I forced myself to focus on the movie, actually paying attention this time. It was something about a family of creatures who had to learn to work together, with the typical animated movie beats—conflict, resolution, heartwarming message about accepting differences. The kind of thing that I usually rolled my eyes at.

Now, sitting here with James’s hand in mine, the message hit a little too close to home. Accepting differences. Learning to see past what you thought you knew about someone. Finding family in unexpected places.

By the time the credits rolled, I was more emotionally affected than I wanted to admit. James stood, stretching, and I reluctantly let go of his hand.

“So?” he asked as we filed out with the handful of other moviegoers. “What did you think?”

“It was good. Better than I expected.”

“Just good?” He bumped his shoulder against mine as we walked. “Come on, I saw you getting misty-eyed during that scene with the dad.”

“I wasnotgetting misty-eyed.”

“You totally were.” His grin was infectious. “It’s okay to have feelings, Kent. I won’t tell anyone.”

I shook my head, but I was smiling. “You’re ridiculous.”

“Maybe. But you like me anyway.”

The words were teasing, light, but they carried weight underneath. Because he was right. I did like him. More than like him, if I was being honest with myself.
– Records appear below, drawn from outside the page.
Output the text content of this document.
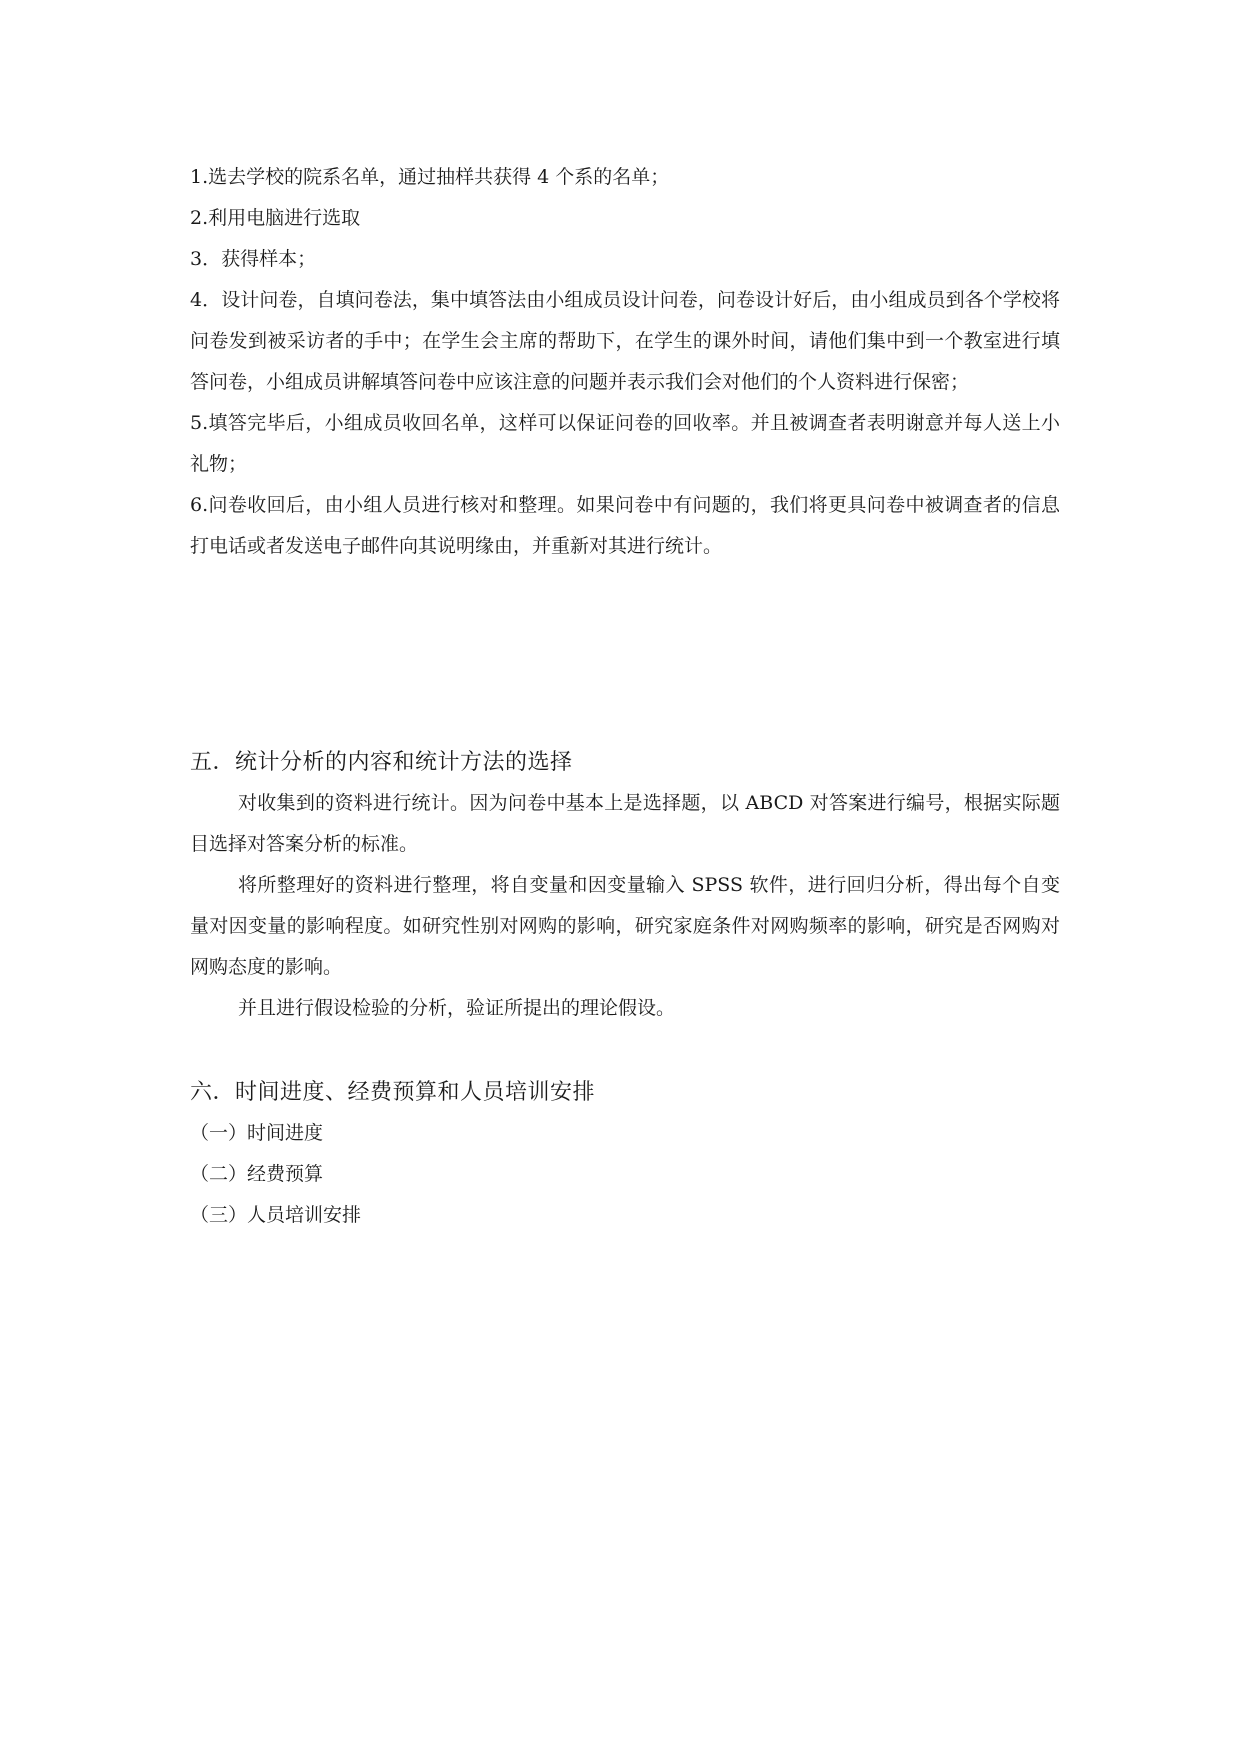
1.选去学校的院系名单，通过抽样共获得 4 个系的名单；

2.利用电脑进行选取

3．获得样本；

4．设计问卷，自填问卷法，集中填答法由小组成员设计问卷，问卷设计好后，由小组成员到各个学校将问卷发到被采访者的手中；在学生会主席的帮助下，在学生的课外时间，请他们集中到一个教室进行填答问卷，小组成员讲解填答问卷中应该注意的问题并表示我们会对他们的个人资料进行保密；

5.填答完毕后，小组成员收回名单，这样可以保证问卷的回收率。并且被调查者表明谢意并每人送上小礼物；

6.问卷收回后，由小组人员进行核对和整理。如果问卷中有问题的，我们将更具问卷中被调查者的信息打电话或者发送电子邮件向其说明缘由，并重新对其进行统计。

五．统计分析的内容和统计方法的选择

对收集到的资料进行统计。因为问卷中基本上是选择题，以 ABCD 对答案进行编号，根据实际题目选择对答案分析的标准。

将所整理好的资料进行整理，将自变量和因变量输入 SPSS 软件，进行回归分析，得出每个自变量对因变量的影响程度。如研究性别对网购的影响，研究家庭条件对网购频率的影响，研究是否网购对网购态度的影响。

并且进行假设检验的分析，验证所提出的理论假设。

六．时间进度、经费预算和人员培训安排

（一）时间进度

（二）经费预算

（三）人员培训安排
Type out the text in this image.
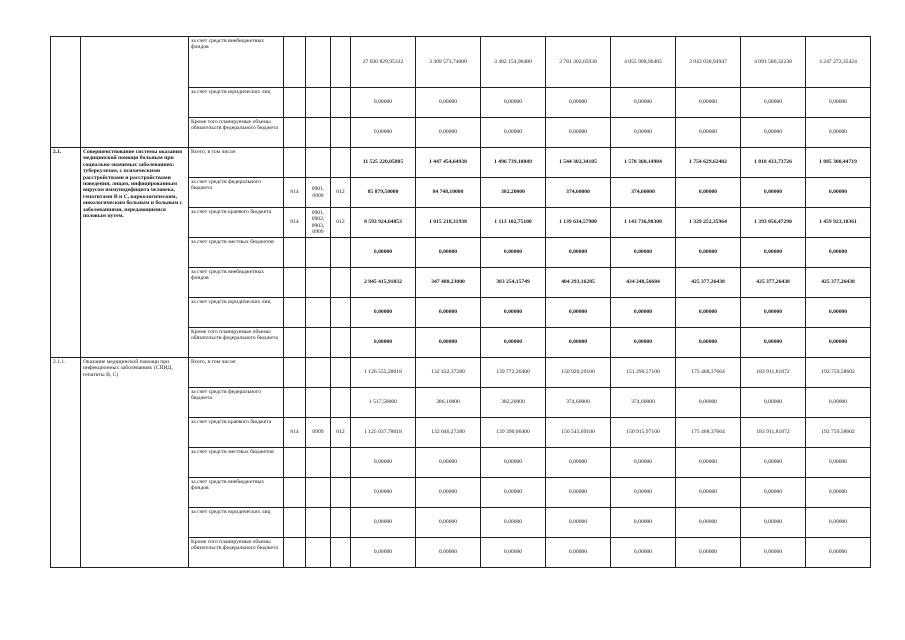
		за счет средств внебюджетных фондов				27 030 829,95332	3 309 573,74000	3 482 154,96480	3 781 302,65938	4 055 908,96405	3 943 030,94947	4 091 586,32238	4 247 272,35424
		за счет средств юридических лиц				0,00000	0,00000	0,00000	0,00000	0,00000	0,00000	0,00000	0,00000
		Кроме того планируемые объемы обязательств федерального бюджета				0,00000	0,00000	0,00000	0,00000	0,00000	0,00000	0,00000	0,00000
2.1.	Совершенствование системы оказания медицинской помощи больным при социально-значимых заболеваниях: туберкулезом, с психическими расстройствами и расстройствами поведения, лицам, инфицированным вирусом иммунодефицита человека, гепатитами В и С, наркологическим, онкологическим больным и больным с заболеваниями, передающимися половым путем.	Всего, в том числе:				11 525 220,05885	1 447 454,64938	1 496 739,10849	1 544 302,34185	1 578 360,14984	1 754 629,62402	1 818 433,73726	1 885 300,44719
		за счет средств федерального бюджета	814	0901, 0909	012	85 879,50000	84 748,10000	382,20000	374,60000	374,60000	0,00000	0,00000	0,00000
		за счет средств краевого бюджета	814	0901, 0902, 0903, 0909	012	8 593 924,64853	1 015 218,31938	1 113 102,75100	1 139 634,57900	1 143 736,98300	1 329 252,35964	1 393 056,47290	1 459 923,18361
		за счет средств местных бюджетов				0,00000	0,00000	0,00000	0,00000	0,00000	0,00000	0,00000	0,00000
		за счет средств внебюджетных фондов				2 845 415,91032	347 488,23000	383 254,15749	404 293,16285	434 248,56684	425 377,26438	425 377,26438	425 377,26438
		за счет средств юридических лиц				0,00000	0,00000	0,00000	0,00000	0,00000	0,00000	0,00000	0,00000
		Кроме того планируемые объемы обязательств федерального бюджета				0,00000	0,00000	0,00000	0,00000	0,00000	0,00000	0,00000	0,00000
2.1.1.	Оказание медицинской помощи при инфекционных заболеваниях (СПИД, гепатиты В, С)	Всего, в том числе:				1 126 555,28018	132 432,37280	139 772,26400	150 920,29100	151 290,57100	175 468,37664	183 911,81872	192 759,58602
		за счет средств федерального бюджета				1 517,50000	386,10000	382,20000	374,60000	374,60000	0,00000	0,00000	0,00000
		за счет средств краевого бюджета	814	0909	012	1 125 037,78018	132 046,27280	139 390,06400	150 545,69100	150 915,97100	175 468,37664	183 911,81872	192 759,58602
		за счет средств местных бюджетов				0,00000	0,00000	0,00000	0,00000	0,00000	0,00000	0,00000	0,00000
		за счет средств внебюджетных фондов				0,00000	0,00000	0,00000	0,00000	0,00000	0,00000	0,00000	0,00000
		за счет средств юридических лиц				0,00000	0,00000	0,00000	0,00000	0,00000	0,00000	0,00000	0,00000
		Кроме того планируемые объемы обязательств федерального бюджета				0,00000	0,00000	0,00000	0,00000	0,00000	0,00000	0,00000	0,00000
And that realization, standing in the bright lights of the theater lobby with people milling around us, should have terrified me to the core.

Instead, it felt like relief.

We headed out to the parking lot, the evening air cool against my face. James was humming something from the movie soundtrack, and I found myself memorizing this moment—the sound of his voice, the way he walked beside me like it was the most natural thing in the world, the lingering warmth where our hands had been joined.

“So, are we going out to dinner or ordering takeout at home?” I asked as we settled into my truck.